The Sahtu communities are Fort Good Hope, Norman Wells, Tulita, Délįnę and Colville Lake. All municipalities are currently involved in self-government negotiation processes with Canada and the GNWT. People were afraid to take the contract because they didn`t know what was going to happen. The contracting party could not just come to the city and say, „Here we give them the money for nothing.“ The Indians thought that the whites would take control of something, that the whites would not give the money for nothing. You have to buy something, either the land or the people. That is how the Indians felt. So they kept asking white people what the money was for. They said, „You just can`t give us the money for free. It must mean something… The whites continued to annoy the people for the treaty. They told me, „You have to take a contract.“ People said no.

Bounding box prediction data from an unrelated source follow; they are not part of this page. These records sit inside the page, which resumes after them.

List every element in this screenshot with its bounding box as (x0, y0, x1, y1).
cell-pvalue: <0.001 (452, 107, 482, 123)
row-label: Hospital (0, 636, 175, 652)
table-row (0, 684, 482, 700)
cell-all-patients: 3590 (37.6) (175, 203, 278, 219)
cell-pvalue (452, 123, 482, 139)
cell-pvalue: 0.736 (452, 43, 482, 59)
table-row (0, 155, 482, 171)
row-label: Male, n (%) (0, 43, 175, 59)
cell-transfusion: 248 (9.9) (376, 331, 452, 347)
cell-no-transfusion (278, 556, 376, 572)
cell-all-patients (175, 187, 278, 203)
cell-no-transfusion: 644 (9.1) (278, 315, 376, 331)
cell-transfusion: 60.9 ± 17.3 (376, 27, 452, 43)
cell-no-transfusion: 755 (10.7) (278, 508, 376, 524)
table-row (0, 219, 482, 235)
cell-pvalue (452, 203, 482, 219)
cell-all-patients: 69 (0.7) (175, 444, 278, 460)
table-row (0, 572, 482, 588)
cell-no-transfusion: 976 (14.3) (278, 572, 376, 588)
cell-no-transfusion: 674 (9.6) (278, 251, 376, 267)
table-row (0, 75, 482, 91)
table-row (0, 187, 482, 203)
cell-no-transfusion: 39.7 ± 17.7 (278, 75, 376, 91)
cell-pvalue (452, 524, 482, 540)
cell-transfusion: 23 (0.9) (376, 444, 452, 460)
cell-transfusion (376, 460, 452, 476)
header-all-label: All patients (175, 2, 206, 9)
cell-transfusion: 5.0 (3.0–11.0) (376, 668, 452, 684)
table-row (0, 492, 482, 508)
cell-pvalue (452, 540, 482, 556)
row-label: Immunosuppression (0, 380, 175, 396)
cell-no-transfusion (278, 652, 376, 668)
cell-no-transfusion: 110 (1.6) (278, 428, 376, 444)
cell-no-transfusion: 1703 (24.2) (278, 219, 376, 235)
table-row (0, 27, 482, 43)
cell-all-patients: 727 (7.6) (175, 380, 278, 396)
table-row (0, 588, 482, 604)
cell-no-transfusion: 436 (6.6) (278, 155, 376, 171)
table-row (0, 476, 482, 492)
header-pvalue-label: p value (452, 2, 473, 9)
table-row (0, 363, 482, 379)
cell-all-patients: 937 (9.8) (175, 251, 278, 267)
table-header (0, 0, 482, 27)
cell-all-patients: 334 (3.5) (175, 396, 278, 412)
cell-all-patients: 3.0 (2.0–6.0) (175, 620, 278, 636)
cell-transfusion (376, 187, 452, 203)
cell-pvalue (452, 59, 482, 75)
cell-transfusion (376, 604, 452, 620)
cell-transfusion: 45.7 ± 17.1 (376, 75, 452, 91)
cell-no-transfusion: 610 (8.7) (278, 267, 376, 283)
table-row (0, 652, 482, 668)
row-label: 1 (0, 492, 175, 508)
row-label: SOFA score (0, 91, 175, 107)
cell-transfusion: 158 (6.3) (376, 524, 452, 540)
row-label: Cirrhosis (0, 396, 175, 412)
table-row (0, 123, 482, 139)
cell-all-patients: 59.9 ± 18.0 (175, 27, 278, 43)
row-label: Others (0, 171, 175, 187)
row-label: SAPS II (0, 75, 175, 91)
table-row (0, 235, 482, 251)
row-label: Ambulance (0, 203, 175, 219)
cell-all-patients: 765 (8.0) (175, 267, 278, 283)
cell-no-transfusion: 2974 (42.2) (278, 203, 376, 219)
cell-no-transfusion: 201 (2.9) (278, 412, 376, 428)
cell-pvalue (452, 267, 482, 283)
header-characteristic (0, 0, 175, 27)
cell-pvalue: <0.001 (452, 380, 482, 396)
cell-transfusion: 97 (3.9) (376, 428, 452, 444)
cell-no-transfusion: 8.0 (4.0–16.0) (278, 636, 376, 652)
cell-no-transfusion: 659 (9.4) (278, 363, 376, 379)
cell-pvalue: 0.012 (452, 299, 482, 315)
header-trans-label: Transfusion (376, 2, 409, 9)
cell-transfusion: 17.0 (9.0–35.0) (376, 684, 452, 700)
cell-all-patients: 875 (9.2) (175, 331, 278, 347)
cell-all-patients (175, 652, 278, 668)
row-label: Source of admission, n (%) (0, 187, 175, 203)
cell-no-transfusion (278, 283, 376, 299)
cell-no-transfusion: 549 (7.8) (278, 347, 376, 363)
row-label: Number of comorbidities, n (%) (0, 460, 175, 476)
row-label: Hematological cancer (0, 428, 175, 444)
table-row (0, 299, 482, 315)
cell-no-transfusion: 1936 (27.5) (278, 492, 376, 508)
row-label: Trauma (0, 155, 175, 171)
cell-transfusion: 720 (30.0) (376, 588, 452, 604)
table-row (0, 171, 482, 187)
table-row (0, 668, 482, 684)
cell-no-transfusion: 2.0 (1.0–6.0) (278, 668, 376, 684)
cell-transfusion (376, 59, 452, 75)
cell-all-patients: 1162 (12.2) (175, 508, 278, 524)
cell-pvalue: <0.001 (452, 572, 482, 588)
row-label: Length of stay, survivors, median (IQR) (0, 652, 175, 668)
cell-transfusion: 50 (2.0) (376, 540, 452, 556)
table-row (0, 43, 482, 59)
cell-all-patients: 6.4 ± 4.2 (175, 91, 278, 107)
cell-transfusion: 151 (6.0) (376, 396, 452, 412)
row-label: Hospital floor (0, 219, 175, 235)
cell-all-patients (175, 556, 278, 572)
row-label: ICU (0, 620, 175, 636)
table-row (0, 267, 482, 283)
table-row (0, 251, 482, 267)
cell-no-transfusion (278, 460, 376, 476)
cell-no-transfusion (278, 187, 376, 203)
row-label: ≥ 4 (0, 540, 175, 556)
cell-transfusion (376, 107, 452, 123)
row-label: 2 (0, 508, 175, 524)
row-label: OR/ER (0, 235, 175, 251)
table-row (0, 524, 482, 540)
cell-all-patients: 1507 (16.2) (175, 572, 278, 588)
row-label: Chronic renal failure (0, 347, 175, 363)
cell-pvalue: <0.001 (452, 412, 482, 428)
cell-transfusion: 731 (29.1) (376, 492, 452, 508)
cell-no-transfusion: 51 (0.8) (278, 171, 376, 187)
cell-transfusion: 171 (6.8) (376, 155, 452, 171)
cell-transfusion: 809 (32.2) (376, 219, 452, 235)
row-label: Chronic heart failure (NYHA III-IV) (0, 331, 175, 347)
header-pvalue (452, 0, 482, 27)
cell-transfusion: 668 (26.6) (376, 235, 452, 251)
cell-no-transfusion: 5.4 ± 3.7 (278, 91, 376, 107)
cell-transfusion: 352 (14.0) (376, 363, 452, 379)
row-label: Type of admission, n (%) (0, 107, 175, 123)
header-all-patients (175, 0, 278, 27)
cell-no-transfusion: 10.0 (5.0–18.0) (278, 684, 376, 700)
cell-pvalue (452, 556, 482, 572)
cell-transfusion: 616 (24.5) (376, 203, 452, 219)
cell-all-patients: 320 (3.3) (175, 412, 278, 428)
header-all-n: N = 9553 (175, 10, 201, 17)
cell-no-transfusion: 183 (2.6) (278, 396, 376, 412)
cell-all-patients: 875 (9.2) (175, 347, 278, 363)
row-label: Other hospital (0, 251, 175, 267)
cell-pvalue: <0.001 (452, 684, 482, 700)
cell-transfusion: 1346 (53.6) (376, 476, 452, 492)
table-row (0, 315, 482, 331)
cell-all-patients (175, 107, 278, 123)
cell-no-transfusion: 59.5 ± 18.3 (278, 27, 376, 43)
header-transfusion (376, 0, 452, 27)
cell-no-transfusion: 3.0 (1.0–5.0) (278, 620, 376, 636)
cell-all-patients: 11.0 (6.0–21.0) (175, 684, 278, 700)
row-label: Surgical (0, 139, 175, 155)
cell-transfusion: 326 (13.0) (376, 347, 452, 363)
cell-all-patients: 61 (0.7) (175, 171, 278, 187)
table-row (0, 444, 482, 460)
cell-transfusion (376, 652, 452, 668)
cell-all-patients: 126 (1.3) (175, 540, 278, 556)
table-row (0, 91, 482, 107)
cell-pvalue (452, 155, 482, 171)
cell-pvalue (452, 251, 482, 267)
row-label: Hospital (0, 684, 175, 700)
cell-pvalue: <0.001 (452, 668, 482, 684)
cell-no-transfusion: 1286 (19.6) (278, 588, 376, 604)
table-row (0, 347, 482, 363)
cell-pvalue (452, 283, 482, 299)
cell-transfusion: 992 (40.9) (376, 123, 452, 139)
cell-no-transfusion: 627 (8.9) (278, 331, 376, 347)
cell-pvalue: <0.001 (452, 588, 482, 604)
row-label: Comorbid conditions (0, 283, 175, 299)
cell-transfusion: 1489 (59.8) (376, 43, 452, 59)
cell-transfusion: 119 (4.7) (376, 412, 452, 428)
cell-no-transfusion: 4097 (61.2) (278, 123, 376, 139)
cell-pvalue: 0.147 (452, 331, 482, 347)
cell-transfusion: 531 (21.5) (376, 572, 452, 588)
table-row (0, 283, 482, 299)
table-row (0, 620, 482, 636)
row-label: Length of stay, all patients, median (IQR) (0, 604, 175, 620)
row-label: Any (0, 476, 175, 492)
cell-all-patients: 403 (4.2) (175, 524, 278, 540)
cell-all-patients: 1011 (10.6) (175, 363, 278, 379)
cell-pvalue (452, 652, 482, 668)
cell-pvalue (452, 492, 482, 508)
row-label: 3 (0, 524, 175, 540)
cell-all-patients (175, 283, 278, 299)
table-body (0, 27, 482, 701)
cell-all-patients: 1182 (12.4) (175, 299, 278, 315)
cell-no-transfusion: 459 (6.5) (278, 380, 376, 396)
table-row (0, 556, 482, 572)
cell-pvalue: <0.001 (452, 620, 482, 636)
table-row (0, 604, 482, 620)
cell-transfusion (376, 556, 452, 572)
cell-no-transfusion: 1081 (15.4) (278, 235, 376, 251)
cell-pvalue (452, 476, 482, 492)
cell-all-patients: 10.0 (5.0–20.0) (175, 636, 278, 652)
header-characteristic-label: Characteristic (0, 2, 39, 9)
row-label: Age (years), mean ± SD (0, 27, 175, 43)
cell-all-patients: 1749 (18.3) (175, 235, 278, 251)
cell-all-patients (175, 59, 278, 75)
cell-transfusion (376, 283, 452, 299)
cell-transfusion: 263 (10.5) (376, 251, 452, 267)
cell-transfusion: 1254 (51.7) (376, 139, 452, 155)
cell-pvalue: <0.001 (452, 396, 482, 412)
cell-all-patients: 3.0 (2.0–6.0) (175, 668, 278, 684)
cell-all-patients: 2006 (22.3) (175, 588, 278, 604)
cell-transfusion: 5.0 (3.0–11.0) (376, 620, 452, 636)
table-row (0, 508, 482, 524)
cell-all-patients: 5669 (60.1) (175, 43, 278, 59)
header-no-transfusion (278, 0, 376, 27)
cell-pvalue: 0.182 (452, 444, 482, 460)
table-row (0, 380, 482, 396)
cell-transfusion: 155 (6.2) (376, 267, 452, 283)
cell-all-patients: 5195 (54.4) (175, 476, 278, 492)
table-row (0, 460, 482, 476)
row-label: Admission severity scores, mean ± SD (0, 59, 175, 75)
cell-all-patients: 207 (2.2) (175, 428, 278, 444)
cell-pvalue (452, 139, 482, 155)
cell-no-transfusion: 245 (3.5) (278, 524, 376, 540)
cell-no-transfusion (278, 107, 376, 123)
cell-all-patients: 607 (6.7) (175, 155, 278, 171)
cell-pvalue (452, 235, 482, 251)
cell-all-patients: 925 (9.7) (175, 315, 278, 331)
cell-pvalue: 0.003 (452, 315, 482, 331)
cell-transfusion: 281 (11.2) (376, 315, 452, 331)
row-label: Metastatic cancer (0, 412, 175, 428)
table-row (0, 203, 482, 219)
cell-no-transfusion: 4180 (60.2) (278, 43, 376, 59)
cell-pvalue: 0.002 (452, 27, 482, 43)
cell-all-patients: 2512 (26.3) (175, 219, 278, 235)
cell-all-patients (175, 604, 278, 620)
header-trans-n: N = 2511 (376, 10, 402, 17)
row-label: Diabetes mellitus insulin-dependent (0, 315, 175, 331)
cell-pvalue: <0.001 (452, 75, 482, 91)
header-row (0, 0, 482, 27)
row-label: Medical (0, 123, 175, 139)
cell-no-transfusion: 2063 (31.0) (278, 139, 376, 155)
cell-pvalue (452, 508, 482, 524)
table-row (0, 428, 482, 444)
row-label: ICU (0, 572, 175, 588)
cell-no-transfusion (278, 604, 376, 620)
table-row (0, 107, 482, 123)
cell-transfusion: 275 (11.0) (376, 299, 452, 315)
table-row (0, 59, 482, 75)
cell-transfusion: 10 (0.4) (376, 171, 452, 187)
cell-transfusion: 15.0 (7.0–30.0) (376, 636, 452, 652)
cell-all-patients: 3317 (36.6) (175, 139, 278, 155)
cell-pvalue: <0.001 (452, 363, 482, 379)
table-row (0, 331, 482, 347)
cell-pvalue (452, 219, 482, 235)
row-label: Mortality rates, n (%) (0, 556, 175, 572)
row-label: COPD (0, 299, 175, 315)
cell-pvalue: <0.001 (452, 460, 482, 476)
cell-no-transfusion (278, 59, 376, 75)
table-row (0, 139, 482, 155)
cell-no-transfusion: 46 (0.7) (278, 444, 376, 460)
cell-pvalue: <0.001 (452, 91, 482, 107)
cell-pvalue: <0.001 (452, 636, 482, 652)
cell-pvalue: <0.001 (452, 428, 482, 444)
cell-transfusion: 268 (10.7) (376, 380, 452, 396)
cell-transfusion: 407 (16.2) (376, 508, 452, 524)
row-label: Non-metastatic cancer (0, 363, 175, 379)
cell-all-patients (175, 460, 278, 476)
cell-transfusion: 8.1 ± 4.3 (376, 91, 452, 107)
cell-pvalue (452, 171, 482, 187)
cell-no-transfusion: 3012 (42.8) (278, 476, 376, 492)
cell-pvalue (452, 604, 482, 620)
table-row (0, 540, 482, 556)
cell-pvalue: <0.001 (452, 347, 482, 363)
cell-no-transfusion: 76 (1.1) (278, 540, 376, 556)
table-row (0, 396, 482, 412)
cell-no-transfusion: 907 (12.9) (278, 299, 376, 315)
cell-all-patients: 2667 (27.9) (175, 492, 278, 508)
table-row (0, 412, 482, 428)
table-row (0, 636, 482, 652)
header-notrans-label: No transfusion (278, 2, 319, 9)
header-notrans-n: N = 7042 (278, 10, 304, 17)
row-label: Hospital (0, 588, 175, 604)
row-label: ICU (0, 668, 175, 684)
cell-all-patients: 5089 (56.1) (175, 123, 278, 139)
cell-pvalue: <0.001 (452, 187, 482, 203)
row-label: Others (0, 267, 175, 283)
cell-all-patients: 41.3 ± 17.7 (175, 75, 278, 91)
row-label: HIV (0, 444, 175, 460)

So everyone went home. The next day, it was the same again. They talked all day about taking the contract. They tried to force the people to accept the treaty. However, people did not want it to keep the environmental impact of a pipeline at an acceptable level, if its construction and operation were done only under careful planning and strict regulation. The corridor should be based on a comprehensive plan that takes into account the many land use conflicts that still occur in the region today. CONSIDERING that slaves, hares and mountain Dene in the Sahtu region have traditionally used and occupied land in the Northwest Territories since time immemorial; THE ISS also participates in the implementation of the agreement by appointing the board members of the implementing bodies and managing the payment of capital through the Sahtu Trust. The ISS plays a coordinating role in activities involving other designated sahtu organizations and ensures that government, industry and the public are informed of the functions of the various implementing bodies, such as . B access to land. He sits on the Tripartite Implementation Committee responsible for monitoring the implementation of the SDMCLCA. The federal government, signed in 1944, granted Imperial Oil the exclusive right to drill and produce oil and gas in the region for three consecutive 21-year terms. This Agreement shall be in force until 2008.

The land claim is a struggle for self-determination with our own system, with which we have survived so far. This system is based on community life. Whether it`s a colony or a trap camp, whether people live working in a wage-earned economy or outside the country, the laws we obey affect everyone, so as not to favor a few at the expense of others. In July 1993, the Sahtu Dene and Métis voted to adopt the Sahtu Dene and Métis Comprehensive Land Claims Agreement (SDMCLCA). Following ratification by the Sahtu Dene and Métis and approval by the Government of Canada and the Government of the Northwest Territories, the agreement was ratified on June 6. It was signed in Tulita in 1993. The Sahtu Dene and Métis Land Claims Settlement Act came into force on June 23, 1994. Under the agreement, the Sahtu Dene and Métis were granted ownership of 41,437 square kilometres of land in the Northwest Territories (NWT), an area slightly larger than Vancouver Island. Included in this sum, the Sahtu also own 1,813 square kilometers of subsoil, including mines and minerals that can be found in, on or under these countries. The Sahtu have the right to harvest all kinds of wild animals and the exclusive right to harvest fur bearers throughout the Sahtu Settlement Area (SSA).

The Sahtu have ensured their participation in public government institutions responsible for the management of renewable resources, land use planning and land and water use in the settlement area, and the assessment and review of the environmental impact in the Mackenzie Valley […].